Captain'sLog: another kerplosion! After a night at Hays, and a supposed car repair, we continued the adventure. we got as far as Colby before another battery died. luckily the hockey team was behind us so now we're crammed in with them. It continues!
We're stuck! the shancole-mobile just kerploded on our way to colorado. don't worry tho. the marines are on the way (in the form of amber's parents). Oorah. i'll keep you posted on our little adventure.
If you know who Uwe Boll is, you almost certainly dislike him--he's the guy who's spent the last five or six years taking video games and turning them into flamingly bad movies. House of the Dead, Alone in the Dark, Bloodrayne, and several more to come between now and 2008. These are the movies you see previews for when you're in the theater to see a good movie, and you say 'Holy crap, that looks terrible. I wouldn't even watch that movie to make fun of it.' So I've never seen any of his movies. I hate him simply because he gives a bad name to movies made from video games. Granted, he's not the only one to make a bad video game movie, and in fact, nearly all such attempts fail. The thing is, though, that most directors who make a bad video game movie quit after the first one. But despite the abundant criticism on the internets of nearly every facet of Boll's directing, he still just doesn't get it. Instead of quitting, or maybe becoming a better director, or trying a different kind of film because he obviously can't do this one, he decided a better approach was to issue an open challenge: any critic who would step up could face Uwe Boll in a boxing ring. I'm not even kidding. Four brave souls stepped up, and here's the video.
So. You challenged them all to a boxing match because you already know how to box? Very noble, Uwe. You deliberately set up an unfair fight. On the other hand, those four guys seem to know more about good movies than you'll ever know, so they find it easy to tear your movies apart. Also an unfair fight. So, the moral of the story is that we should all stick to what we're good at--like you and boxing. And if you don't like that one, the alternative moral is that you suck.
Ok, there are a few things to cover before we get to vampiric fruit. First of all, we went to the K.C. Renaissance Festival last weekend, and I think it just might be the coolest place on earth. I mean, come on. Adults who dress up and pretend to be from another time? Freaking awesome. There was a parade of all the vendors and characters who work there. Here's a video of it; it should give you a sense of the coolness.
[Edit: the video somehow got fubar'd. I'll have to repost it.

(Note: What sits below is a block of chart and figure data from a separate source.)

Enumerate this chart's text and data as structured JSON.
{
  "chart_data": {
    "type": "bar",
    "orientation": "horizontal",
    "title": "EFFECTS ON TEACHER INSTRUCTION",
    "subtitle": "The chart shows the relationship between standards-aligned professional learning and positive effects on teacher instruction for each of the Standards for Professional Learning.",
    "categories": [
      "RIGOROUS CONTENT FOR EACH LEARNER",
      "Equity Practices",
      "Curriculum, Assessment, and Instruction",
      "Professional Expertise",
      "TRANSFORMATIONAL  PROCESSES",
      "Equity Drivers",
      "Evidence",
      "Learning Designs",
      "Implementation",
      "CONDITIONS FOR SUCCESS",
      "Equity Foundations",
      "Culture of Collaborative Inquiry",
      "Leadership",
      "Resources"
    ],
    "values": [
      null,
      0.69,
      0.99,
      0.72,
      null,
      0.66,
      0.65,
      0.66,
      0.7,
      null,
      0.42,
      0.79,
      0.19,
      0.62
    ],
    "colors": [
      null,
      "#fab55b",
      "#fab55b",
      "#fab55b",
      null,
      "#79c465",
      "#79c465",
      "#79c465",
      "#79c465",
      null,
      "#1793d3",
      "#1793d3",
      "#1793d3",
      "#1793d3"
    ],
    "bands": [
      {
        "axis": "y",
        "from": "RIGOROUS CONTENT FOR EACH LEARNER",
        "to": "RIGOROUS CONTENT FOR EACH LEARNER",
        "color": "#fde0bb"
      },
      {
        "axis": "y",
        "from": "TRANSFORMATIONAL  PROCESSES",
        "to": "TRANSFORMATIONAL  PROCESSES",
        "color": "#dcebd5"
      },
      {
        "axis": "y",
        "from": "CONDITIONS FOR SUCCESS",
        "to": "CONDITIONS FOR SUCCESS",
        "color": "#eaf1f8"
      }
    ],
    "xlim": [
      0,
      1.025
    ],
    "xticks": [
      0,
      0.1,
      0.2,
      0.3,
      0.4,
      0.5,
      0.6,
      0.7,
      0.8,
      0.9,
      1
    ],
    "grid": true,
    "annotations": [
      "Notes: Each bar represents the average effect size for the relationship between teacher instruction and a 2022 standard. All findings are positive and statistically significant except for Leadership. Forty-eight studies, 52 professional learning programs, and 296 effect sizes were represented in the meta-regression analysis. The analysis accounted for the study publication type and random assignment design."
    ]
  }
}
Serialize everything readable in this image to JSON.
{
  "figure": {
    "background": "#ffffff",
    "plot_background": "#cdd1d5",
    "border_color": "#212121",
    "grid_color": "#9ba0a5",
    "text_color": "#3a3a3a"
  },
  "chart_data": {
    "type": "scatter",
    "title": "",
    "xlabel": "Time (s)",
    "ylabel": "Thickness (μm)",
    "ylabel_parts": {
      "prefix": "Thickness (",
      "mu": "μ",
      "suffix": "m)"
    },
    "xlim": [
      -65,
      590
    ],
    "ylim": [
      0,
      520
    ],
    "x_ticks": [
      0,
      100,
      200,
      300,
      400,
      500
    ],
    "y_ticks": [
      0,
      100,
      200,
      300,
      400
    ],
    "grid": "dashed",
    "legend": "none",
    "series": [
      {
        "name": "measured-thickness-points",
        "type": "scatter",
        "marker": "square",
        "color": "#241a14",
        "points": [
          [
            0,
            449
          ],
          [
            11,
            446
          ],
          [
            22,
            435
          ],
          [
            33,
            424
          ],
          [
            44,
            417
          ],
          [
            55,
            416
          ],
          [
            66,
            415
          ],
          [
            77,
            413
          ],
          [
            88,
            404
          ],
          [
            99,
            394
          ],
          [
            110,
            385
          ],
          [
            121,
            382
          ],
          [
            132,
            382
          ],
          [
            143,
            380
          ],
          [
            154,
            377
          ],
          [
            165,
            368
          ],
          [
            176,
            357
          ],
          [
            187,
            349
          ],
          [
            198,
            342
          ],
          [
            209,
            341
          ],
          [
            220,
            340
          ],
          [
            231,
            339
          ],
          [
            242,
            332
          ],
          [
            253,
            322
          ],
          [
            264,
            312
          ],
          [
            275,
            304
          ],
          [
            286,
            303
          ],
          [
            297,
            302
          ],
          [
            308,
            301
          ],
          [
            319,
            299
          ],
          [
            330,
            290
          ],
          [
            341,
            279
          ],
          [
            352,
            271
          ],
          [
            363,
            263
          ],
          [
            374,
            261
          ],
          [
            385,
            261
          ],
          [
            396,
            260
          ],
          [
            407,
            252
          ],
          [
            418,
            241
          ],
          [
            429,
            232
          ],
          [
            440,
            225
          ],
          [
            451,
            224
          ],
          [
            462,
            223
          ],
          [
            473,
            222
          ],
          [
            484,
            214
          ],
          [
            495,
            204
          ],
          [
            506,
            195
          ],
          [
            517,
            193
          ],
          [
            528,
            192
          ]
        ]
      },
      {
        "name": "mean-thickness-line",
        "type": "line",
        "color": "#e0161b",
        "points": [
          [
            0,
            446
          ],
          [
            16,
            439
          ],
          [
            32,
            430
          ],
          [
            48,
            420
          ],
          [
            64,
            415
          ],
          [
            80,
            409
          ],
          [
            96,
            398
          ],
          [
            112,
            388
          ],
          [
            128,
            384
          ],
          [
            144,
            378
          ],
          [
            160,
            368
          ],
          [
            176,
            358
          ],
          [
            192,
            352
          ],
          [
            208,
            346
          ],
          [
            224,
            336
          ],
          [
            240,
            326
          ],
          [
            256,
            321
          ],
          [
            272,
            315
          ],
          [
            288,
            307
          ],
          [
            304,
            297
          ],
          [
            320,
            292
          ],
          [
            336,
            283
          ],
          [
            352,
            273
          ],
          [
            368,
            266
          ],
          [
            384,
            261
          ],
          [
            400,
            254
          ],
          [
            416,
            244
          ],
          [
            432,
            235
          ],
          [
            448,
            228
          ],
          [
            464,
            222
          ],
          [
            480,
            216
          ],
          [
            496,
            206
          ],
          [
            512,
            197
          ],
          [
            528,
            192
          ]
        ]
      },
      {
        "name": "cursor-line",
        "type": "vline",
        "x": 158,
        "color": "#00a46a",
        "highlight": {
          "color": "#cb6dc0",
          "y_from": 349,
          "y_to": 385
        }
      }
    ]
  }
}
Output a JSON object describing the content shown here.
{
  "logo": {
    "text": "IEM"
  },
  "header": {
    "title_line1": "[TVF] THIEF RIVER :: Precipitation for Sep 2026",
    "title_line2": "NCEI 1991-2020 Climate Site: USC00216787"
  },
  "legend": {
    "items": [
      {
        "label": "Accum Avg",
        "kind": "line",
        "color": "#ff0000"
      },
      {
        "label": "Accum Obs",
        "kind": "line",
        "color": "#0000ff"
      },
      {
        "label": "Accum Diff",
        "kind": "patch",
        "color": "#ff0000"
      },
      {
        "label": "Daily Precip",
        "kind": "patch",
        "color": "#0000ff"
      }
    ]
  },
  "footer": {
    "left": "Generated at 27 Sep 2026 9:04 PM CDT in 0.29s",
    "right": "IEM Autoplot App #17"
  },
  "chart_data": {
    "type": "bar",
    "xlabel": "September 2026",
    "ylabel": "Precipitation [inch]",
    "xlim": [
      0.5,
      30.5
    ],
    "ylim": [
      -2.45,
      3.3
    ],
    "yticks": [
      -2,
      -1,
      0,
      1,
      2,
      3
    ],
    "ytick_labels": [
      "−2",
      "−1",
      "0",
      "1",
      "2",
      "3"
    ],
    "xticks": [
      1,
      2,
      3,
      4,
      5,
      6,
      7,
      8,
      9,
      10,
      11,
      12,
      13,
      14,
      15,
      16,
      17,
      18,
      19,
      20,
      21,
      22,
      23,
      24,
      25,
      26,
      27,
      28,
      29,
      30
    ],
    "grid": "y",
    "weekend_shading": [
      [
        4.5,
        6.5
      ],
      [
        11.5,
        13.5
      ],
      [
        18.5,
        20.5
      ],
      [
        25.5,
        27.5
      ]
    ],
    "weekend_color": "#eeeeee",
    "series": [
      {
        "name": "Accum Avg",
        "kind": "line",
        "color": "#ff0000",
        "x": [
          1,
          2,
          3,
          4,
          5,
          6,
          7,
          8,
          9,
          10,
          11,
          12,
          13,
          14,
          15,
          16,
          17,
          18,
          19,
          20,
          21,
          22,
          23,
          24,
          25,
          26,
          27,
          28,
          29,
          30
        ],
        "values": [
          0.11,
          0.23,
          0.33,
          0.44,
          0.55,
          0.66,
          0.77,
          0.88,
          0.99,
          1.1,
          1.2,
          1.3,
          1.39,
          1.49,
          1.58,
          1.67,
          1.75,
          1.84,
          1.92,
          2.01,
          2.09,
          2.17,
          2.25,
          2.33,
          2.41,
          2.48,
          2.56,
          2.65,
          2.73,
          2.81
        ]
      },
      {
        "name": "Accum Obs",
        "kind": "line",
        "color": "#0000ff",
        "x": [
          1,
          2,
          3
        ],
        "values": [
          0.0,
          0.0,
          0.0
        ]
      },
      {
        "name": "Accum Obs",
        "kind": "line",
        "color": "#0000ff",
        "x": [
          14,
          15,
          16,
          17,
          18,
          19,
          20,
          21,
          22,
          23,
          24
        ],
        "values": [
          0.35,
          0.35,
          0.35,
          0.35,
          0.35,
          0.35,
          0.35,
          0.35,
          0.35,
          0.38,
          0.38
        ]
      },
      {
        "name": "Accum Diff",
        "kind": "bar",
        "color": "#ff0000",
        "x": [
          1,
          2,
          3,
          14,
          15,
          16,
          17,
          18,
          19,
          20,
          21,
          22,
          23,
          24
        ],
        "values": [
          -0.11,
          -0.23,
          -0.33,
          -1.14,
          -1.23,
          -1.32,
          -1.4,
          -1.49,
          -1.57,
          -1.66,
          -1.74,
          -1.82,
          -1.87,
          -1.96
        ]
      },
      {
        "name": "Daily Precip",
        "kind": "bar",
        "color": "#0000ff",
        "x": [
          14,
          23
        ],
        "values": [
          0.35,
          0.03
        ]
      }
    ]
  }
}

There are around 130 shops there, selling such things as armor, weapons, jewelry, clothing, leather goods, and a whole lot of other fun things, most of it handmade. There were several things I kinda-sorta wanted to buy, but what I did actually buy was this most excellent of journals. It seemed like someone in our crew needed to have a log of our adventures/plunderings. And, it's actually just a journal cover, with a generic blank book inside, meaning I can put whatever book I want in it. Keep that point in mind--it'll be an important step in getting us to the aforementioned blood-craving fruit. So anyway, having gone to the coolest place on earth, I naturally want to go again, as does the rest of the crew. They're having a "Phantom's Feaste" in October, which is a dinner theater kind of thing, hosted by Count Dracula. Kind of expensive, but it'd totally be worth it. So I'm thinking of making a vampire hunter costume to wear to it (and it'd just be a cool costume to have anyway). So I'm thinking about it, and I'm trying to figure out what a vampire hunter would carry with him. And it seems to me that he'd have some kind of record of his travels, plus some vampire lore, maybe some ways of killing them, etc. And where would he put such text? In his spiffy leather-bound journal-majig, of course! So I start scouring the internet for vampire stuff to put in my book (because I'm really getting into it at this point) and I'm finding all sorts of interesting stuff. Then I find an article about Gypsy vampire legends, and I learn that not only did they used to believe in vampires, but in vampire fruit. I'm not even kidding. I present to you a sample from the "Vampire pumpkins and watermelons" wiki:
The belief in vampires of plant origin occurs among Gs. [Gypsies] who belong to the Mosl. faith in KM [Kosovo-Metohija]. According to them there are only two plants which are regarded as likely to turn into vampires: pumpkins of every kind and water-melons. And the change takes place when they are 'fighting one another.' In Podrima and Prizrenski Podgor they consider this transformation occurs if these vegetables have been kept for more than ten days: then the gathered pumpkins stir all by themselves and make a sound like 'brrrl, brrrl, brrrl!' and begin to shake themselves. It is also believed that sometimes a trace of blood can be seen on the pumpkin, and the Gs. then say it has become a vampire. These pumpkins and melons go round the houses, stables, and rooms at night, all by themselves, and do harm to people. But it is thought that they cannot do great damage to folk, so people are not very afraid of this kind of vampire.
Fascinating.
Oh, and one last thing: I got a pirate pistol! I got a pirate pistol! Go eBay!